The people’s right to “alter or reform their government” is the ultimate authority. When citizens pass an initiative like Proposition 4, they are not encroaching on legislative power; they are exercising their right to define the rules of the game. It is as if the people, as a board of directors, issue a new bylaw to their management team. The initiative is a check on power, not a violation of it.
Wrong tools for the job
A critical flaw in the legislative counter-effort is the attempt to mandate specific statistical tests that are ill-suited for Utah’s unique political landscape. With approximately 30% of Utah voters registered as unaffiliated, statistical tools designed for a strict two-party system, like the “efficiency gap,” lose their validity. These tests simply cannot account for the complex preferences of such a massive independent voting bloc.

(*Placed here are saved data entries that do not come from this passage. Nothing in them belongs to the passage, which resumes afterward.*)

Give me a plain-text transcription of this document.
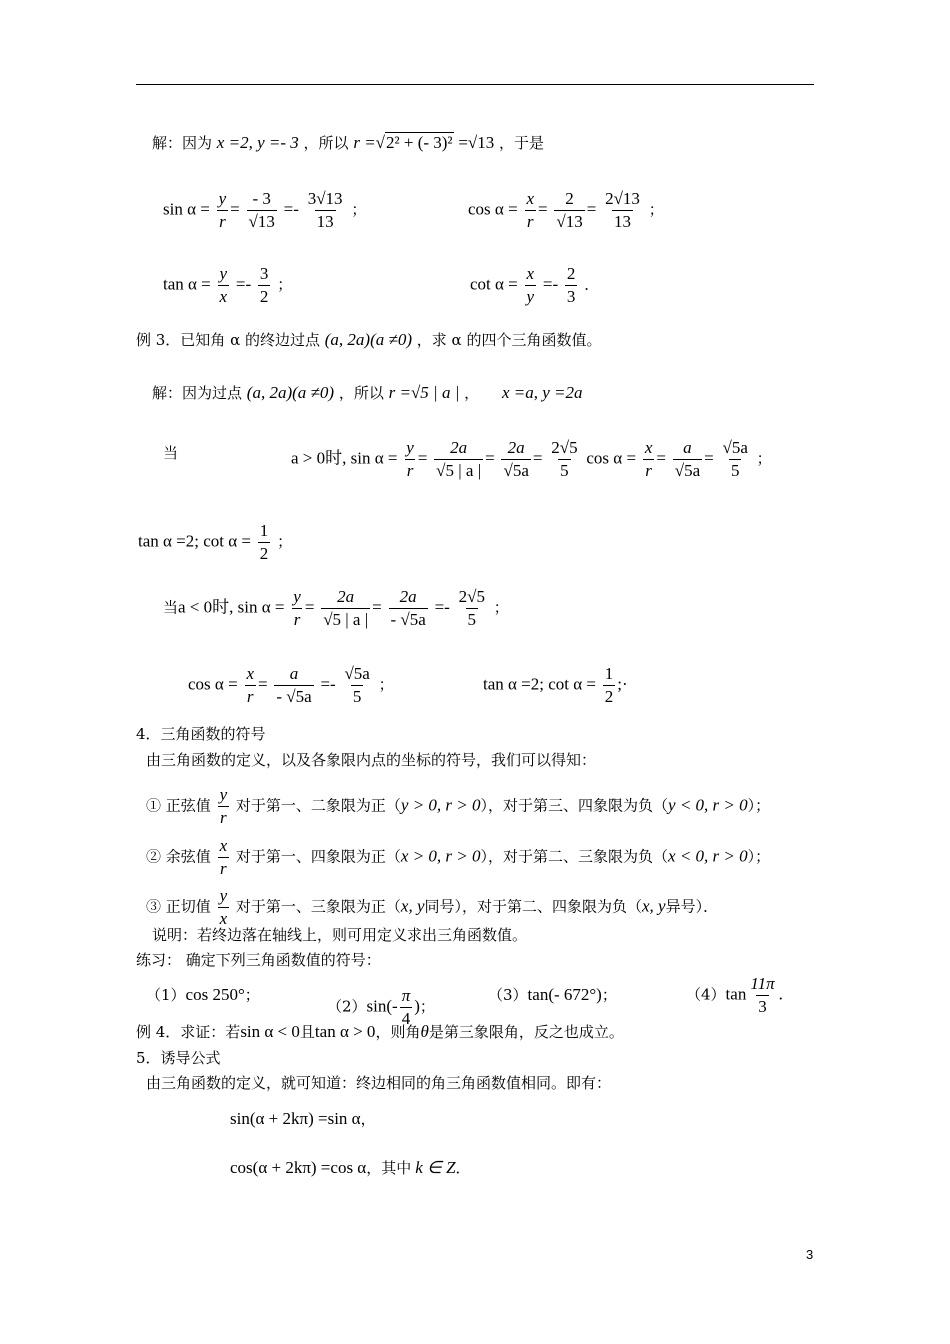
解：因为 x =2, y =- 3 ，所以 r =√2² + (- 3)² =√13 ，于是
$\sin \alpha = \frac{y}{r} = \frac{- 3}{√13} =- \frac{3√13}{13}$ ；	$\cos \alpha = \frac{x}{r} = \frac{2}{√13} = \frac{2√13}{13}$ ；
$\tan \alpha = \frac{y}{x} =- \frac{3}{2}$ ；	$\cot \alpha = \frac{x}{y} =- \frac{2}{3}$ ．
例 3．已知角 α 的终边过点 (a, 2a)(a ≠0) ，求 α 的四个三角函数值。
解：因为过点 (a, 2a)(a ≠0) ，所以 r =√5 | a | ， x =a, y =2a
当	a > 0时, $\sin \alpha = \frac{y}{r} = \frac{2a}{√5 | a |} = \frac{2a}{√5a} = \frac{2√5}{5}$ $\cos \alpha = \frac{x}{r} = \frac{a}{√5a} = \frac{√5a}{5}$ ；
tan α =2; $\cot \alpha = \frac{1}{2}$ ；
当a < 0时, $\sin \alpha = \frac{y}{r} = \frac{2a}{√5 | a |} = \frac{2a}{- √5a} =- \frac{2√5}{5}$ ；
$\cos \alpha = \frac{x}{r} = \frac{a}{- √5a} =- \frac{√5a}{5}$ ；	tan α =2; $\cot \alpha = \frac{1}{2}$ ;·
4．三角函数的符号
由三角函数的定义，以及各象限内点的坐标的符号，我们可以得知：
① 正弦值 $\frac{y}{r}$ 对于第一、二象限为正（y > 0, r > 0），对于第三、四象限为负（y < 0, r > 0）；
② 余弦值 $\frac{x}{r}$ 对于第一、四象限为正（x > 0, r > 0），对于第二、三象限为负（x < 0, r > 0）；
③ 正切值 $\frac{y}{x}$ 对于第一、三象限为正（x, y同号），对于第二、四象限为负（x, y异号）．
说明：若终边落在轴线上，则可用定义求出三角函数值。
练习： 确定下列三角函数值的符号：
（1）cos 250°；
$(2)\sin(- \frac{\pi}{4}$ )；
（3）tan(- 672°)；	$(4)\tan \frac{11\pi}{3}$ .
例 4．求证：若sin α < 0且tan α > 0，则角θ是第三象限角，反之也成立。
5．诱导公式
由三角函数的定义，就可知道：终边相同的角三角函数值相同。即有：
sin(α + 2kπ) =sin α，
cos(α + 2kπ) =cos α，其中 k ∈ Z．
3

Mandating these flawed tests is not a good-faith effort to ensure fairness. It is a subtle way to undermine the core purpose of Proposition 4 by forcing professionals to use the wrong tools for the job. The initiative wisely called for transparency and professional standards, not rigid, inappropriate formulas that ignore a third of the electorate.
Enhance the law; do not override it
There are no laws immune to legislative amendment; even those enacted through citizen initiative are subject to legislative change. However, the Legislature is constrained not by the existence of “super-laws,” but by procedural and substantive limitations on how it may alter such laws. These constraints are designed to preserve the integrity of the initiative process while maintaining legislative flexibility.
Instead of mandating specific tests be used incorrectly, lawmakers can amend the law to require the independent commission to be more specific on using the highest professional standards suitable for Utah’s political reality.
They can enshrine into law that fairness tests must be dynamically chosen to match the state’s current voter distribution. As voter alignments shift, standard two-party metrics can become unsuitable, as is the case when a large share of the electorate is unaffiliated. Assessments must therefore use advanced analyses that accurately model the specific electorate at that time.
In a republic, power flows from the people to their representatives. Initiatives are a direct and constitutionally protected expression of that foundational power. The Legislature’s authority is a product of the people’s voice, and that same voice can set the rules. This is not a crisis; it is the system working exactly as it was designed.